23 de agosto de 2011

Vida



Acordou, espreguiçou, cheirou os lençóis e se percebeu no sofá. Sorriu. Agarrou o caderno, destampou a caneta, pintou, desenhou. Escreveu. Folheou as obras, leu os poemas, revisou o texto, admirou os rabiscos, amaçou o rascunho. Pôs o cabelo para trás da orelha. Brincou com os discos, bagunçou a coleção, abandonou a ordem alfabética, asparramou no chão, colocou o vinil preferido. Pôs os fones, fechou os olhos e esperou. Ouviu. Cantou. Contraiu os dedos dos pés, acariciou a própria pele. Correu à cozinha, sentou na mesa, sentiu a fome rotineira, esquentou o café. Bebeu. Atravessou a casa, foi ao banheiro, tomou banho, deixou a água escorrer o corpo, pensou na vida, pensou na morte, pensou na alma, na eternidade. Voltou ao quarto, enrolada na toalha, optou pela melhor roupa. Abriu o guarda-roupas. Camiseta branca, jaqueta e saia jeans, bota alongada e escura. Saiu de casa. Ligou o carro, saiu rua abaixo, sob o Sol da manhã. Dirigiu pela costa por horas a fio. Tocou o vento, beijo a luz, bagunçou os cabelos, ziguezagueou no volante. Sorriu, cantou, fechou os olhos. Gritou. Parou na praia, tocou a areia, deitou no capô, contemplou o céu. Contou as nuvens, pintou os pássaros, contou o azul, pintou seus passos. Novamente dirigiu, passou pela costa, admirou as crianças, conversou com os gatos, acariciou os cachorros. Comeu, bebeu. Lembrou. Voltou pra casa, viu o Sol descer, esperou a tarde cair. Entrou em casa. Pisou no silêncio, afagou as lembranças. Correu ao banheiro, entrou na banheiro. Ligou a torneira. Deitou, fechou os olhos. Se molhou. Chorou. Bebeu o whisky, sofreu, relembrou outra vez, agarrou a carta, leu as palavras. Sofreu, lagrimou. Gritou. Fones de ouvido, carta rasgada, peito seco, dores inchadas. Observou a noite, mordeu a boca, desejou, acalmou-se, aquietou-se. Adormeceu, dormiu. Sonhou. Caminhou pela colheita, tocou as frutas, colheu esperanças.
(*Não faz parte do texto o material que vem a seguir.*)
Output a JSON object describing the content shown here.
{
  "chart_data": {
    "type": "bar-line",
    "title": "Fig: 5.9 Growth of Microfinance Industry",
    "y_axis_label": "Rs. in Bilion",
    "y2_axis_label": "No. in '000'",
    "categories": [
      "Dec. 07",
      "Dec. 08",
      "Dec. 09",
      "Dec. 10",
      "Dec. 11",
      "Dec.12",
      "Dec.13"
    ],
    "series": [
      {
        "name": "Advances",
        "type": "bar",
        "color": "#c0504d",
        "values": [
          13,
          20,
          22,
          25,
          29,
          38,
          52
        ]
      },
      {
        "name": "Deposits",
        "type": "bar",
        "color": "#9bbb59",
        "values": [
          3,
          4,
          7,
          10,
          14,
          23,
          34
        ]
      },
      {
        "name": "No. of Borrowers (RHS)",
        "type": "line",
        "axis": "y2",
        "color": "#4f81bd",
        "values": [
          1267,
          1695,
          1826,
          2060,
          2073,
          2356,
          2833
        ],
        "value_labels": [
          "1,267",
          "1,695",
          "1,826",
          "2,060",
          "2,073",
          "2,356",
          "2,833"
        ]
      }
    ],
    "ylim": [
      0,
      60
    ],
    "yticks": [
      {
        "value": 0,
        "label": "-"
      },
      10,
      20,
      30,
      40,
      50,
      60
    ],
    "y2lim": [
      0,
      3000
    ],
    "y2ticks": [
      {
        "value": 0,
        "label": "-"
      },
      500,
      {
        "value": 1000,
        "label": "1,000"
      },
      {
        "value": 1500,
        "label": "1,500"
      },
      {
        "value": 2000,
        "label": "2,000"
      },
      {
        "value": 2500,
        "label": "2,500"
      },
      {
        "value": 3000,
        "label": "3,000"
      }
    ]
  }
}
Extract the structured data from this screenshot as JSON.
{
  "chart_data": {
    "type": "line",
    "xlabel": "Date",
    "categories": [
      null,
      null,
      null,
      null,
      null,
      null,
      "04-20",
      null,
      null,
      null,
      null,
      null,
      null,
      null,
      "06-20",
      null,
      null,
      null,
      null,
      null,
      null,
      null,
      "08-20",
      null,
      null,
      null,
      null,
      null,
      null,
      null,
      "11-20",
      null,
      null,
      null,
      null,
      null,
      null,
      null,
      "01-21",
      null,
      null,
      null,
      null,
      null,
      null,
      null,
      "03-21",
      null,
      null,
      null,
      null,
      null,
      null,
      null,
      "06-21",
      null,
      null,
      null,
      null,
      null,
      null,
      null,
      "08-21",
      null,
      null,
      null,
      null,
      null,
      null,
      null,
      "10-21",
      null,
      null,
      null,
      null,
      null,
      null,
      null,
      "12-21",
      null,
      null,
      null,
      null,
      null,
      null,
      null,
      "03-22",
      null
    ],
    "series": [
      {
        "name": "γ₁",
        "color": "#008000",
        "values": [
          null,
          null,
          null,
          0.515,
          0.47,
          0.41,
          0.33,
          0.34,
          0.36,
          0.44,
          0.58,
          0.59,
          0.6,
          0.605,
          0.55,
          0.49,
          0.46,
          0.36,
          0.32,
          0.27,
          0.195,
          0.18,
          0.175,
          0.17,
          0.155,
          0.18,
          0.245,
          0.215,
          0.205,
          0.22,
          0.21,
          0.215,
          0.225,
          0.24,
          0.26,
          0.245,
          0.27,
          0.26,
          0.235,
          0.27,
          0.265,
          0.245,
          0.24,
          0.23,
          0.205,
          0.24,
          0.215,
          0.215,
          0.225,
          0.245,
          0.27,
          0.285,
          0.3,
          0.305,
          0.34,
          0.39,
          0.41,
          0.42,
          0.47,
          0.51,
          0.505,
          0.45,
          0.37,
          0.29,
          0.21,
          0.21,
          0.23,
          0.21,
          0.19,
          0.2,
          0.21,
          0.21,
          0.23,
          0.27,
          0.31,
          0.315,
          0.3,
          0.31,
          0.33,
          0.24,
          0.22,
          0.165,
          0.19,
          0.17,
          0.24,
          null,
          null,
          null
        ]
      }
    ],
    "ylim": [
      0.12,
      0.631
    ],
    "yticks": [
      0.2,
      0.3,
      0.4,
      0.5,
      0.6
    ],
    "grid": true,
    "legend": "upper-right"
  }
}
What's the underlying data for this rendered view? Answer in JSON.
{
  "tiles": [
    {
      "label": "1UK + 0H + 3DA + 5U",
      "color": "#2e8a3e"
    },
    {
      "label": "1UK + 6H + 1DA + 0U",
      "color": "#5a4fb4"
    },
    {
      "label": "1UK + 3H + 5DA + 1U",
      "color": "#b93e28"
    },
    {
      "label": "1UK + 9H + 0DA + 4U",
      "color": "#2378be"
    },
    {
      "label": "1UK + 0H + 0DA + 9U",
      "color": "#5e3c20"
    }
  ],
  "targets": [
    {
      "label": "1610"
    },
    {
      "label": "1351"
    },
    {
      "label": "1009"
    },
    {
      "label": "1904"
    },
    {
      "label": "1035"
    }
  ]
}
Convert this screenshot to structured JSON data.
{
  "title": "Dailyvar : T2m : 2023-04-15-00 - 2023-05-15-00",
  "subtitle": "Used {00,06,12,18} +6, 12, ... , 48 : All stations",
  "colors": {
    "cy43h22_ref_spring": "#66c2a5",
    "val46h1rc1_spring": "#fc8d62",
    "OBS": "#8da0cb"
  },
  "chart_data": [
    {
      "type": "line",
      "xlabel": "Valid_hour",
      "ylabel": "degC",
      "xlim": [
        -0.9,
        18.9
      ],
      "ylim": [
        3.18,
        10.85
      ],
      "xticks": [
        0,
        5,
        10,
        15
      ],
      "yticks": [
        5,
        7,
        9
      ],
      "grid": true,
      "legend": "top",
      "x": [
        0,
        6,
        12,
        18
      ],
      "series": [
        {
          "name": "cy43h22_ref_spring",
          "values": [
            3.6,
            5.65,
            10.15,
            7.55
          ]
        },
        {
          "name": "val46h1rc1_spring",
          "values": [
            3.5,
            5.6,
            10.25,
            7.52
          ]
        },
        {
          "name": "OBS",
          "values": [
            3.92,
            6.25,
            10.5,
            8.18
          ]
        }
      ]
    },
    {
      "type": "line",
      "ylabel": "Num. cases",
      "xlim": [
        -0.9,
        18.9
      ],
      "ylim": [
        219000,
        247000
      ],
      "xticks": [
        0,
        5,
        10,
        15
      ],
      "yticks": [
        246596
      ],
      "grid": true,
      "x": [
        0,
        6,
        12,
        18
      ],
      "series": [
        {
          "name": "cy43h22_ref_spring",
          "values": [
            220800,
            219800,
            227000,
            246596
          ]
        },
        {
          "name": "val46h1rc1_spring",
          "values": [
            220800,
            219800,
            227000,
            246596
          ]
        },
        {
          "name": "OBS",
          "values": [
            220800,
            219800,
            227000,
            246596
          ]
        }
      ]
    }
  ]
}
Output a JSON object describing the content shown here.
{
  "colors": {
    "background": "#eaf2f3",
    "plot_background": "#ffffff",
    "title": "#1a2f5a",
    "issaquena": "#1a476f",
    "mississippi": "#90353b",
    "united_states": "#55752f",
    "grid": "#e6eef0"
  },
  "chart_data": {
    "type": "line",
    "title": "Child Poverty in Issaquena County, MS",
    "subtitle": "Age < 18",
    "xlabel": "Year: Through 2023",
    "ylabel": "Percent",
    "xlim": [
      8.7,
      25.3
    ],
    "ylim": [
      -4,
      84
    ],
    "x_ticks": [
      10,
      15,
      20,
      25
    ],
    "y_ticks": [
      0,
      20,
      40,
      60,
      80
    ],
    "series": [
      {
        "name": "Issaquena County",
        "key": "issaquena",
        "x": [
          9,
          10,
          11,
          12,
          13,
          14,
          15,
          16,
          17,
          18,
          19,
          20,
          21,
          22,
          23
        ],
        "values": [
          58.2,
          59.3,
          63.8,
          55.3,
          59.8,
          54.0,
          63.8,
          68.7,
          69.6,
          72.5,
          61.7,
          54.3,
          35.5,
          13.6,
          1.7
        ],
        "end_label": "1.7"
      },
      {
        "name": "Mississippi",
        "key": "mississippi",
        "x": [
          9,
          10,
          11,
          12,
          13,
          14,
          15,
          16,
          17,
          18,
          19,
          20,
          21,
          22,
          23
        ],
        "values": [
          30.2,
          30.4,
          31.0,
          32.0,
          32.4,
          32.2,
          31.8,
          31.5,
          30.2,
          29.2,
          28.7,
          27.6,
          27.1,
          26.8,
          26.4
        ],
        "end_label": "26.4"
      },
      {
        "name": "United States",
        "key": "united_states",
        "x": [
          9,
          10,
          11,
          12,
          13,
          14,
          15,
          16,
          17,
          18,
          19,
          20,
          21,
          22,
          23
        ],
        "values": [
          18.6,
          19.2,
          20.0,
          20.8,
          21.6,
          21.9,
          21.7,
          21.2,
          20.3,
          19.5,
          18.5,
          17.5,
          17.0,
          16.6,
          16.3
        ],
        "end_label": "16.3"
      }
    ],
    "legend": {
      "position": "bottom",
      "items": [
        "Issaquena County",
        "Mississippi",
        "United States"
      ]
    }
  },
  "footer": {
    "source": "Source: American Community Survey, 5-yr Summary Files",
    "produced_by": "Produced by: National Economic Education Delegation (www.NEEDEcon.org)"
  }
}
Camiseta branca, jaqueta e saia jeans, bota alongada e escura, cabelo preso. Esvoaçante. Olhou a manhã estrelada, olhou a noite ensolarada. Chutou a felicidade, agarrou as brincadeiras. Sentou-se ao campo, agarrou uma plantinha, beijou-a, amou-a. Deitou-se nas relvas, rolou, sorriu, cantou, relembrou, sorriu novamente, fechou os olhos. Brilhou.

Um comentário:

  1. Oi eu estou apaixonada por esse texto e tchau. Brimks.
    Sério, a parte sobre eu ter gostado como se não houvesse amanhã. Não dá pra desgrudar os olhos do texto até que ele acabe e ainda fica uma vontade de continuidade. Why so good, doce?